Et pour réussir cela, ces « enquêteurs » ont eu recours… à l’intimidation. Des messages publiés sur Twitter au sujet de Quaden et de sa mère sont d’une rare méchanceté. Il est tout de même renversant qu’une vidéo visant à dénoncer le harcèlement suscite une vague… de harcèlement, d’insultes et de haine.

Et si cette histoire était fausse ? Et si c’était une arnaque ? C’est ce que je me demande depuis vendredi. Peu importe si cette affaire est vraie, le mal est fait. Le doute est semé. Pour chaque intervention que fera la mère de Quaden, il y aura une théorie bidon qui émanera du jury populaire qui règne sur les réseaux sociaux.

Mais au-delà de ce dérapage, je me suis beaucoup interrogé sur le geste de la mère. Avait-elle le droit de voler ce moment d’intimité et de vulnérabilité à son enfant ? Plusieurs pensent que non. Je crois plutôt qu’elle a eu mille fois raison de faire cela. Ce geste est celui d’une mère complètement démunie, à bout de ressources, écœurée de voir l’estime de son enfant mourir à petit feu.

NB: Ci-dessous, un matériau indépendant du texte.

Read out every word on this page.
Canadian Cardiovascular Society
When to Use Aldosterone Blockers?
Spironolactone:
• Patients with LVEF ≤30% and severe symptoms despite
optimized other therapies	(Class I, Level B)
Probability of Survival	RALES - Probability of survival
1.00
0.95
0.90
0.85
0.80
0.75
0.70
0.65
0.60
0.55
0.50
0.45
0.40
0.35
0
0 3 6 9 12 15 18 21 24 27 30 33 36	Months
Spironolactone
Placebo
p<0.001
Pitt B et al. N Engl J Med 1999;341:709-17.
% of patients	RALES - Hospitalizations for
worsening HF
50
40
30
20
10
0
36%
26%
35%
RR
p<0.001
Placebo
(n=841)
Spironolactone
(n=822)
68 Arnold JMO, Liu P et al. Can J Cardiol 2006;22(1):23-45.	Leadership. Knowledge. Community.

C’est son instinct de mère, celui qui pousse à protéger son enfant, qui l’a forcée à agir ainsi. Si cette vidéo a brutalement exposé la détresse de son fils au monde entier, elle a en même temps installé des remparts autour de lui.

Avec ses revirements de situation, ses doutes poussant comme des champignons, ses émotions surmédiatisées et ses outils de communication, l’histoire de Quaden est symptomatique de notre époque.

Elle nous dit que la vérité devient une chose rare. Très rare.